People also ask, if gender is not just about women, why are women so often the subject of these discussions? Dr. Maiga’s response: “Because it depends on the context.” In some contexts, she says, “compared to men, women are the ones who need access to agricultural and productive resources. That’s why we are talking about more women than men, because gender mainstreaming has to do with inclusion in development. This means that in your context if men are the ones who are the most vulnerable, you will not put emphasis on women, but you have to put emphasis on men in your interventions.”
Ultimately, Dr. Maiga says considering gender issues is necessary to achieve CORAF’s mission and the objectives of its projects. It means ensuring that the technologies projects develop and disseminate help to close—rather than widen—disparities among groups of people. She explains, for example, “Women have a reproductive role, compared to men. So they have taken care of the household, of the children, fetching water, fetching firewood.
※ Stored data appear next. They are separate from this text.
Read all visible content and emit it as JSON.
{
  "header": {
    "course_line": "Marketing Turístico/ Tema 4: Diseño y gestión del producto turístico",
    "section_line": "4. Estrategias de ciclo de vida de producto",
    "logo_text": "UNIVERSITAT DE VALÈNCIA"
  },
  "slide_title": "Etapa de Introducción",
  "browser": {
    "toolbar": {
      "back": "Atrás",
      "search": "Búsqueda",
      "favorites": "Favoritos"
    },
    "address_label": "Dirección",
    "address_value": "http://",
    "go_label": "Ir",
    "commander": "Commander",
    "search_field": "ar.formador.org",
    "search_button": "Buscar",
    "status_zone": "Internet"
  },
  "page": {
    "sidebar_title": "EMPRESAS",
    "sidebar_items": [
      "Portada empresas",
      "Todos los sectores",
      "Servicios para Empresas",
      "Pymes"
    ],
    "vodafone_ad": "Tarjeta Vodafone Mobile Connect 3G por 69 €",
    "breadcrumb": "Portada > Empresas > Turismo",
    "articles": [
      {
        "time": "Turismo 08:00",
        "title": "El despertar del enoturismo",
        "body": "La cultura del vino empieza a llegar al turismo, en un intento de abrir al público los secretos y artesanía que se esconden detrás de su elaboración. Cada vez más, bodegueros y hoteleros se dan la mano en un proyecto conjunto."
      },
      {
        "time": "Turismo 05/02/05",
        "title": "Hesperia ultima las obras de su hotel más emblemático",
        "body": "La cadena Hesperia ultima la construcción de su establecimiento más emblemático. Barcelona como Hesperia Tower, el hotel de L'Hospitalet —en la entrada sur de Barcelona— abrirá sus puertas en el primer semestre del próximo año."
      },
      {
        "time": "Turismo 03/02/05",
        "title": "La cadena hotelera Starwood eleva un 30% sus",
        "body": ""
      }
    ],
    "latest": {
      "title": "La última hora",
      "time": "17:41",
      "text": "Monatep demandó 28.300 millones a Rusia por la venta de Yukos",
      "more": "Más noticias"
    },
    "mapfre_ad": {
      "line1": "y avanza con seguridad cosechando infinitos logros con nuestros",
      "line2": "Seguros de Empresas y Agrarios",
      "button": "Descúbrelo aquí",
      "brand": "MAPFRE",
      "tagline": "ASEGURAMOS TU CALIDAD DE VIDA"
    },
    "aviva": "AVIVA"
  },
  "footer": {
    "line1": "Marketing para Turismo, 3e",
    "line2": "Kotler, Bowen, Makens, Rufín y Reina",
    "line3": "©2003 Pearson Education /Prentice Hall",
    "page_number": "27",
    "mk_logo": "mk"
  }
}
So, if we are coming with technologies that may aggravate the burden of the work—if it’s not labor-saving technology—then it’s the problem.” Dr. Maiga’s role involves determining whether technologies can be considered gender responsive, meaning they “have been tested and proven to be labor-saving technology for women,” she explains, “and also have been proven to be a source of job creation and—more importantly—of income generation.”
Dr. Maiga describes CORAF’s approach to gender mainstreaming as systemic, with many different activities across the life of a project. Throughout this process, she recommends that project teams learn and incorporate the perspectives of the people a technology is designed for. “They know more what they are looking for, and then maybe they will tell you how you can develop the technology addressing their needs,” she says. As an example of the importance of this approach, Dr. Maiga tells Food Tank about a peeler developed in Ghana to significantly reduce the amount of time it takes to peel cassava. Côte d’Ivoire adopted this cassava peeler through the West Africa Agricultural Productivity Program (WAAPP). But Dr. Maiga learned that women in Côte d’Ivoire were rejecting it because “they used to sell cassava waste for animal feeding.” She explains that because this peeler left the women with less waste—something they were actually using—the technology was not as efficient for them.
Dr. Maiga helps identify these issues during field visits by speaking with farmers and producers about how well technologies are working for them. During these visits, the farmers and producers can give feedback on problems they are experiencing and potential improvements. “The beneficiaries have opportunities to tell about the technology,” she explains, “and then we make sure that we do everything to address the weaknesses of the technologies.” These visits also help Dr. Maiga learn about successes. For example, she talks about going on a field visit to Togo, where women told her that a rice parboiling technology was helping them make money. “Many countries have transferred the technology, either from Benin or from Guinea,” she says. “It has been a very nice technology disseminated among women.”
(Danielle Nierenberg is President of Food Tank and an expert on sustainable agriculture and food issues. She has written extensively on gender and population, the spread of factory farming in the developing world and innovations in sustainable agriculture.)